Publisher: Farrar, Straus & Giroux, 192 pages, $14.
Review: Lindsay Hunter’s “Don’t Kiss Me” fuses language with circumstance to tell stories of broken people, bringing beauty out of ugliness.
REVIEW: "Don't Kiss Me,” by Lindsay Hunter
- Article by: MICHELE FIlGATE
- Special to the Star Tribune
- July 20, 2013 - 2:00 PM
The bold title of Lindsay Hunter’s new short-story collection matches the tone of her stories as perfectly as bright red lipstick accentuates the beauty of an attractive woman.
Hunter’s stories, however, aren’t necessarily pretty. They are full of gravelly characters: people who don’t always make good decisions and who, as the literary debate lately has been centered around, are unlikable. Yet that’s exactly the reason the reader should like this book. It takes talent to write about a woman who kisses a 9-year-old, as the main character does in “My Boyfriend Del,” and not make the reader want to throw the book across the room. At her best, Hunter is remarkably talented at taking sentences and twining them around the brain, creating a beautiful pattern out of ugliness.

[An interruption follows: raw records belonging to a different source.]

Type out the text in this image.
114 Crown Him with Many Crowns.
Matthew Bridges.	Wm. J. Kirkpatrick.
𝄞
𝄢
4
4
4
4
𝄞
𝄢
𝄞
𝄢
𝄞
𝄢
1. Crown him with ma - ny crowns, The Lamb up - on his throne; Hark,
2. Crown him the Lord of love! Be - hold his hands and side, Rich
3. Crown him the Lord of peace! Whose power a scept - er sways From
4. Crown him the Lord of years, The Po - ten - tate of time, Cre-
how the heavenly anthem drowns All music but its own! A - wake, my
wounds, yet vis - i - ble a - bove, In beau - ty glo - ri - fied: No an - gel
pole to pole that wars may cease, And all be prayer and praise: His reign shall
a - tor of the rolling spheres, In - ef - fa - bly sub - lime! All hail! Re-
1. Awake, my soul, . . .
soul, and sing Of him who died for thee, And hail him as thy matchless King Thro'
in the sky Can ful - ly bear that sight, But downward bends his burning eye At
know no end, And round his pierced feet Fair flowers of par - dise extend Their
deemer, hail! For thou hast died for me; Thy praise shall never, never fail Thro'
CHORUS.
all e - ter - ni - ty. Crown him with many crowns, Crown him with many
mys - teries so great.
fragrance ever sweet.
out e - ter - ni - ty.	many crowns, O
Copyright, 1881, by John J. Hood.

In “RV People,” she writes about a creepy cult in a constellation of words. “We drive all the night, keeping each other company. We say things about the abundance of stars, so much light, but we don’t really care for stars, there are other things to notice, like woodgrain, like a sheet on the line, like the tender parts of the naked among us, like the smell of anything after it’s cut into.”
She writes vivid, intense descriptions like this one in “A Girl,” a story about a missing girl and the indifference of the male classmates who knew her. In describing the teacher: “Chalk dusting her dress like she had a ghost dress on over her other one.”
The final sentences of most of the stories are moments of brief and brilliant illumination. It wouldn’t be far off to compare Lindsay Hunter to other experimental short-story writers such as Amelia Gray and Susan Steinberg. All three use language as a tool to excavate our entrenched humanity.
Whether she’s talking about lonely cat ladies or girls who let boys use them, Hunter is vivid and visceral. Her characters don’t shrink from the page. They proclaim their pain or their stupidity or their desires with a loud tenderness, as the main character does in “Me and Gin” — a story about female friendship and yearning for more:
“Me and Gin. That is fun to say, it is right, it is a joyful clump of words. Me and Gin is forever, we planets, everything outside us all but a darkness.” The stories in “Don’t Kiss Me” are flashlights illuminating an overgrown path in the woods.
Michele Filgate is a book critic and indie bookseller in New York.